Replayable Financial Agents: A Determinism-Faithfulness Assurance Harness for Tool-Using LLM Agents
Abstract
Financial institutions deploying LLM-based agents face a fundamental tension: regulators demand audit trails showing why a decision was made, yet LLMs exhibit non-deterministic behavior that undermines reproducibility. We introduce the Determinism-Faithfulness Assurance Harness, a framework that (1) measures trajectory determinism and evidence-conditioned faithfulness for tool-using agents, (2) quantifies the trade-off frontier between these properties, and (3) provides model-selection and architecture guidance for compliance-critical deployments.

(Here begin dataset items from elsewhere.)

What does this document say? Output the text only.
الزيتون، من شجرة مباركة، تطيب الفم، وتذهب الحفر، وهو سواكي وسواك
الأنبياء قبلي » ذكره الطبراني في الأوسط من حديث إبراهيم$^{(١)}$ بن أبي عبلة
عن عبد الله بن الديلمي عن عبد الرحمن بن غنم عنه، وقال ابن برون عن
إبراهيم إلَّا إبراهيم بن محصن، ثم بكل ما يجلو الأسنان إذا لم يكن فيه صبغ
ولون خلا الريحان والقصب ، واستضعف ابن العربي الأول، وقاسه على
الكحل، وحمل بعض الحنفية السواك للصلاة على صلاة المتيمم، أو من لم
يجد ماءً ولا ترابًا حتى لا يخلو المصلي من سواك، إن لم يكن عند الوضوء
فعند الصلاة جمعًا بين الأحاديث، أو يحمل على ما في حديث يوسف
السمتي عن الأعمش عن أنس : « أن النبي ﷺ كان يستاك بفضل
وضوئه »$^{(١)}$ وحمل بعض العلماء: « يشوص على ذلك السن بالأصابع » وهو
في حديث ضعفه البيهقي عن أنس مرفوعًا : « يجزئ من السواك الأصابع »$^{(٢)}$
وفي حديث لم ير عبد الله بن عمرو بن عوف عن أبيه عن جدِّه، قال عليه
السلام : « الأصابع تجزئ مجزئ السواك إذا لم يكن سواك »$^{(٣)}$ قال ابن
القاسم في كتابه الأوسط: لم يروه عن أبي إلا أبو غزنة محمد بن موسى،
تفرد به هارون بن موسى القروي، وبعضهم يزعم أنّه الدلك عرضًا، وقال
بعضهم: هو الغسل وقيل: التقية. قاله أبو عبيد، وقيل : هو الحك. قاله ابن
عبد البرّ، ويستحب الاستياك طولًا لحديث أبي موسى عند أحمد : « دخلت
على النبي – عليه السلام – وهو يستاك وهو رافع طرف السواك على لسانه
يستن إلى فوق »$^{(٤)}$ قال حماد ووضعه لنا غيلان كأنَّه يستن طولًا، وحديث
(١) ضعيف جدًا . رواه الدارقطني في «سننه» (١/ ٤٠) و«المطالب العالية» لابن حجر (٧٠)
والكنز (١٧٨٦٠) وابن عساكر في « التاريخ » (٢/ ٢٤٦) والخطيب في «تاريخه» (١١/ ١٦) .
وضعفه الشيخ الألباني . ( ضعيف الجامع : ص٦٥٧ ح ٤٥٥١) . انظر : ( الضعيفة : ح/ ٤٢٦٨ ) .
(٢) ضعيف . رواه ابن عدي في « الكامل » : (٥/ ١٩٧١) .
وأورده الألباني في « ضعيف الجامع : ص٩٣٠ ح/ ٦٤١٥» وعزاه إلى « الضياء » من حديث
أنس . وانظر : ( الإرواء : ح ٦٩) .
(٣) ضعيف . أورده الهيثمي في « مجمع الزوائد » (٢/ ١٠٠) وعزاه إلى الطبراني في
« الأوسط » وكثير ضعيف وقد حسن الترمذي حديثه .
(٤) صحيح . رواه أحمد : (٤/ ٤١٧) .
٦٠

Across 74 model-task configurations at temperature zero spanning 12 models from 4 providers (with 8–24 runs per configuration), we find that smaller models (7–20B parameters) achieve 100% determinism while maintaining task performance sufficient for triage workflows, whereas the largest models (Tier 3, 120B+) require 3.7× larger validation samples to achieve equivalent statistical reliability. Critically, we find a positive correlation (r = 0.45) between determinism and faithfulness, directly challenging the assumed trade-off between reliability and capability—models that produce consistent outputs also tend to be more evidence-grounded. We introduce three benchmark tasks for compliance triage, portfolio constraint checking, and data-ops exception handling (50 test cases each), along with an open-source stress-test harness. We provide actionable deployment guidance mapping model tiers to regulatory use cases, enabling institutions to select architectures appropriate for audit-critical versus advisory workflows.